Plate Rolling Mill Roller for Heavy-Duty Metal Forming
A Plate Rolling Mill Roller—often known as a support roller, back-up roller, or plate mill roll—is a critical component used in heavy plate rolling mills. These rollers carry extremely high loads and ensure stable, accurate plate forming. For large plate mills and heavy rolling lines, the roller must maintain high dimensional accuracy, excellent hardness uniformity, and reliable internal quality.
Structure and Technical Requirements of Plate Rolling Mill Roller
Large plate rolling mill rollers are generally produced from high-chromium alloy forged steel, providing the strength and wear resistance required in demanding rolling conditions. For heavy-duty plate rollers, both geometry and hardening quality directly influence the mill’s accuracy and output.
1. Geometric Precision
To stabilize rolling forces and minimize vibration, several accuracy requirements must be met:
Cylindricity of D₁: ≤ 0.02 mm/1000 mm
Runout to datum A/B: ≤ 0.02 mm
Neck diameter (D₅) cylindricity & coaxiality: ≤ 0.03 mm
Taper surfaces (1:5.647058): parallelism and runout ≤ 0.03 mm
20° chamfers & sealing R-surfaces: runout ≤ 0.03 mm
These tolerances match the precision required in plate mills, hot rolling lines, and wide-heavy-plate production.
2. Heat Treatment & Hardness
Roll body hardness: HS50–HS60
Hardness difference within the body: ≤ 5HS
Overall hardness after final heat treatment: HB269–HB325
Uniform hardness is essential to prevent strip thickness variation.

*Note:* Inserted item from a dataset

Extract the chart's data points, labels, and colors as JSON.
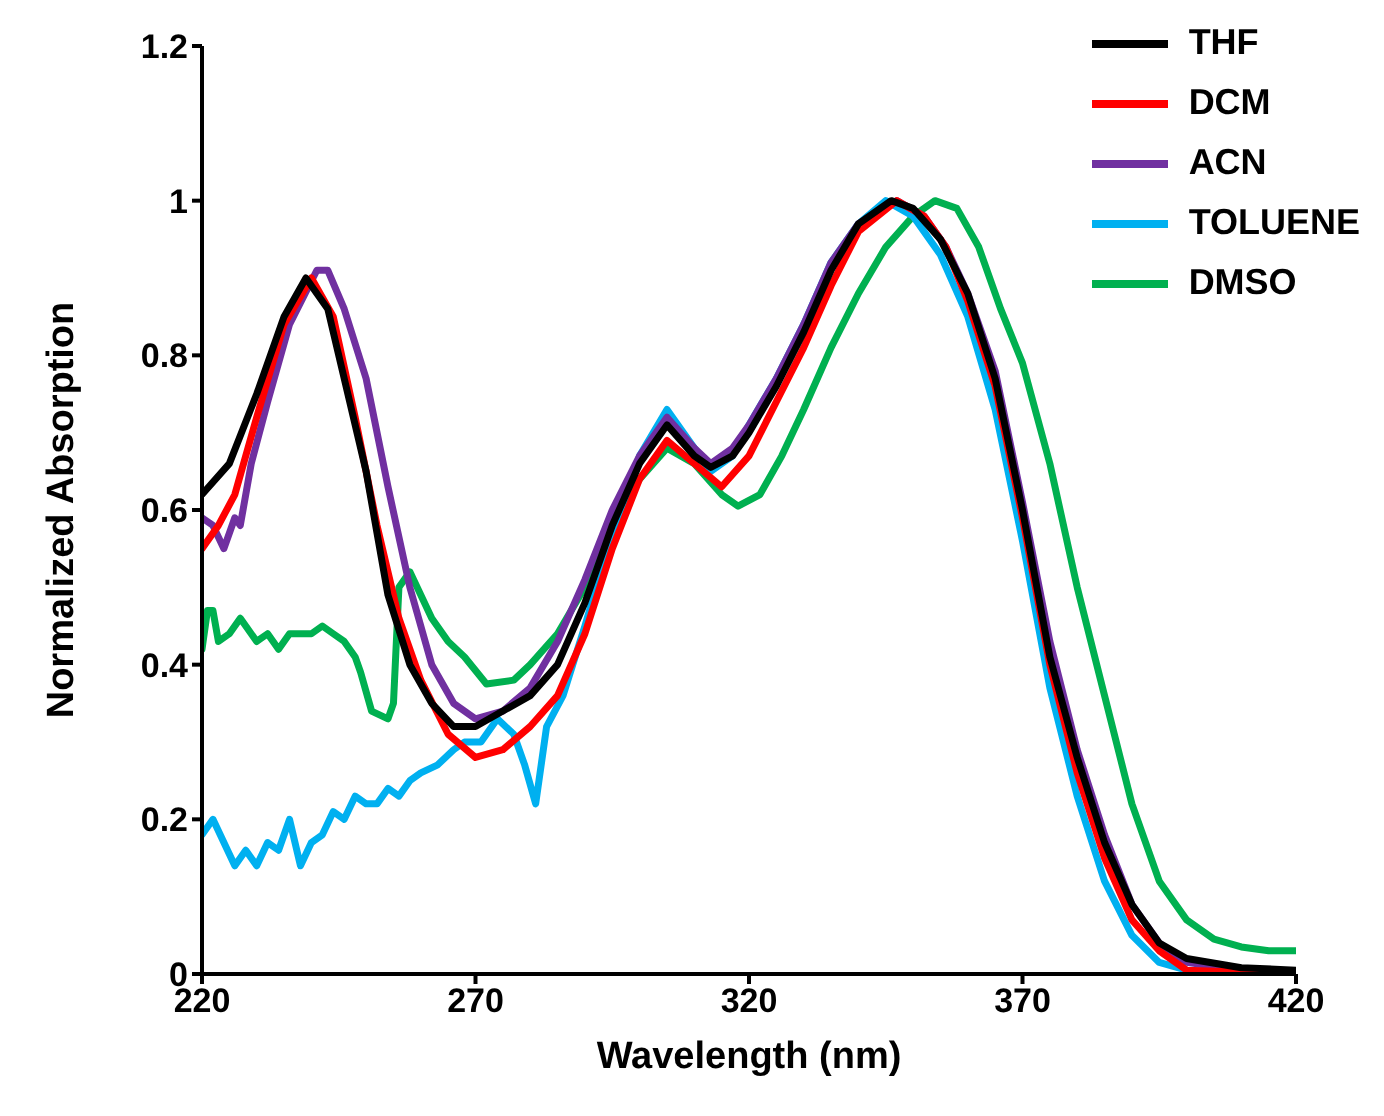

3. Non-Destructive Testing
Ultrasonic testing (UT) after rough machining
Magnetic particle inspection (MT) after finish machining
This ensures the roller core is completely free of internal cracks and material segregation.
Manufacturing Process and Technical Challenges
1. Manufacturing Routes Based on Weight
Large Plate Rolling Mill Rollers can range from 30 tons to over 220 tons, requiring different process routes:
Rollers >70 Tons
Due to furnace size limits or temperature uniformity issues:
Quenching, tempering, and surface hardening must often be completed in a single setup inside the hydraulic press facility.
This requires precise coordination between forging, heat treatment, and machining teams.
Rollers <70 Tons
Follow the conventional process:
Forging → Rough machining → Heat treatment → Finish machining → NDT
2. Key Manufacturing Challenges
(1) Weight & Handling
Ultra-large rollers (e.g., 220+ ton support rollers) exceed typical crane and machining capacity, making:
transport
lifting
clamping
machining stability
major engineering challenges.
(2) Precision Requirements
Modern plate mills require:
roll body surface roughness Ra ≤ 0.8 µm
high accuracy on neck, taper and groove areas
minimized runout to maintain rolling thickness control
(3) Process Complexity
First-time production of rollers above 200 tons requires:
new tooling
special heat treatment procedures
custom turning and grinding setups
This is often the “make-or-break” point for mill roller manufacturers.
Applications and Functions of Plate Rolling Mill Rollers
1. Core Functions
A Plate Rolling Mill Roller is designed to:
Support the rolling force during thick plate reduction
Maintain equipment stability and strip flatness
Ensure uniform pressure distribution across the plate width
Improve rolling accuracy, efficiency, and rolling capacity
2. Application Fields
Used across:
Hot plate rolling mills
Cold plate rolling mills
Wide-thick plate production
Heavy section steel rolling lines
Metallurgical and steelmaking plants
Material Selection and Processing Logic
1. Material
Most Plate Rolling Mill Rollers use:
High-chromium alloy forged steel
Cr-Mo alloy steel
NiCrMo hardened rolls
High-strength forged backing rolls
These materials provide:
high load-bearing capability
resistance to thermal fatigue
stable hardness through thick sections
2. Processing Flow
Each stage must be strictly controlled:
Forging
Ensures dense microstructure, eliminating shrinkage cavities and segregation.
Heat Treatment
Quenching + tempering + surface hardening for balanced hardness and toughness.
Precision Machining
Includes turning, deep-hole boring, taper machining, grinding, and polishing.
Quality Control & NDT
UT, MT, hardness test, chemical analysis, surface inspection.
For oversized rollers, additional challenges include:
thermal uniformity during heat treatment
deformation control during cooling
precise grinding of large tapers and neck diameters
Conclusion
A Plate Rolling Mill Roller is an irreplaceable component in plate rolling systems.
Its performance depends on the combination of:
correct material selection
stable forging quality
precise heat treatment
strict machining accuracy
reliable non-destructive testing
For large or ultra-heavy rollers, manufacturing complexity increases significantly, requiring advanced equipment and extensive experience to ensure high stability and long service life in demanding metallurgical environments.